Aside from the ascending method, there is a “descending method” of obtaining knowledge, from higher sources or authorities not subject to the limitations of human intelligence.
For example, the mathematician Gauss, the chemist Kekulé, and the composer Mozart all described experiences in dream, revelation or inspiration in which wonderful information or music was presented to their consciousness, as if it were a gift out of the blue, without the normal logical or intellectual effort.
In Vedic philosophy there are techniques for purification of consciousness with the purposeful aim of connecting with sources of inspiration and revelation. This kind of “descending” method is complementary to the inductive ascending method.

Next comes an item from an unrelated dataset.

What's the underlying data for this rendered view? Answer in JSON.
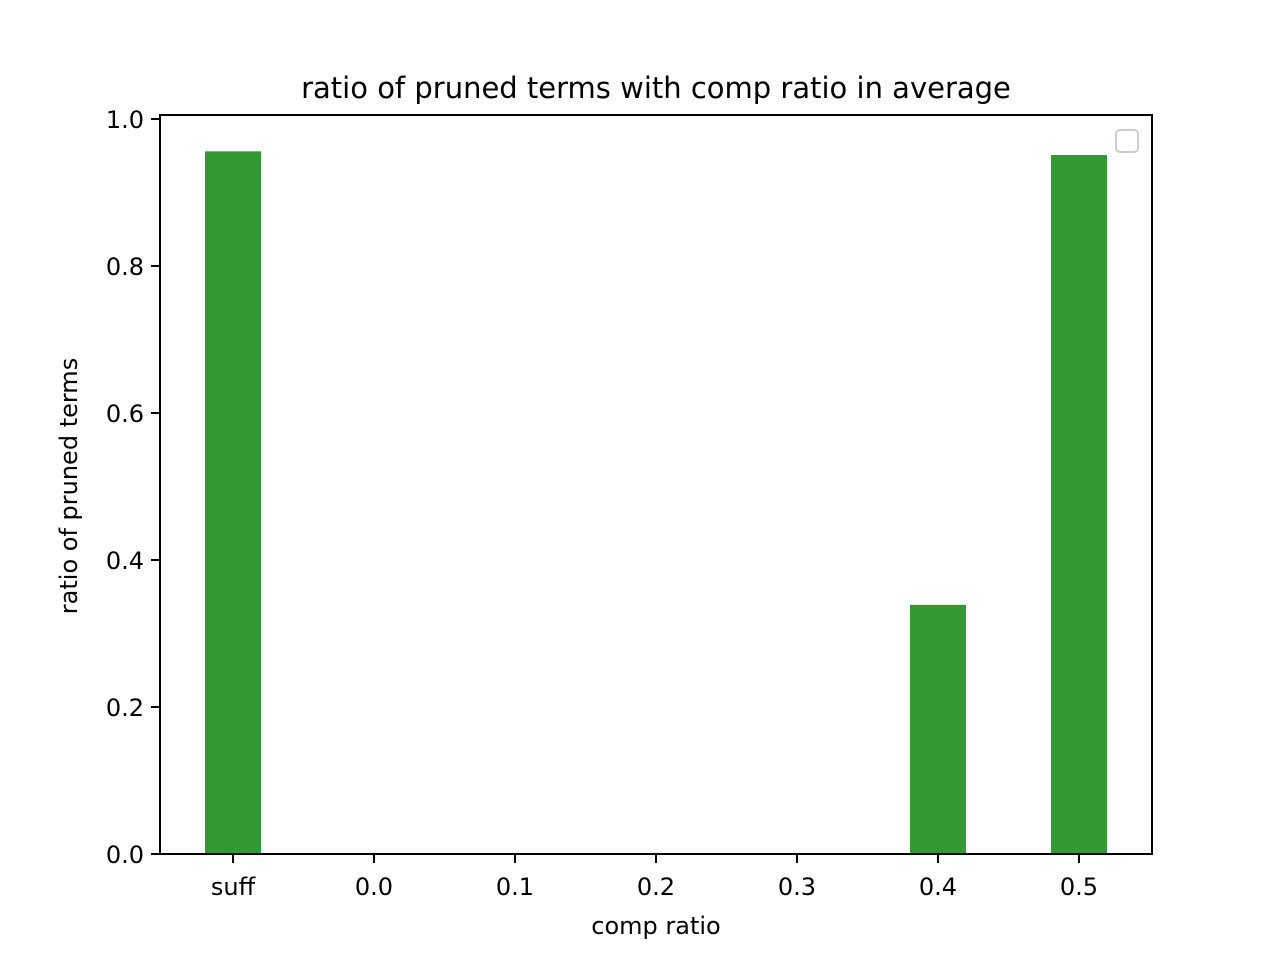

The descending method obtains or derives knowledge from higher aspects of existence which may not normally be perceived or recognized by persons with undeveloped consciousness and intelligence, including paranormal and transcendental aspects.
Finally, we should recognize that we can never fully understand the Absolute Truth because it is infinite and inconceivable. The can be illustrated by logic, using the method of redutio ad absurdam.
The redutio ad absurdam method assumes what we want to disprove, and then shows that this assumption leads to a contradiction. It was used, for example, by Cantor to show that the infinity of natural numbers is smaller than the infinity of the real numbers.
Let’s assume that we can collect all true statements about Existence into one (very large) book, the Book of All True Statements. Now, consider the statement: “This is a true statement which is not in the Book of All True Statements.”
The Absolute Truth is inconceivable and unlimited. Yet, the ultimate object of all knowledge and science is to understand the Absolute Truth. The more we understand, the more we realize how little we know. Or as Isaac Newton put it, “What we understand is a drop, what we don’t know is the ocean.”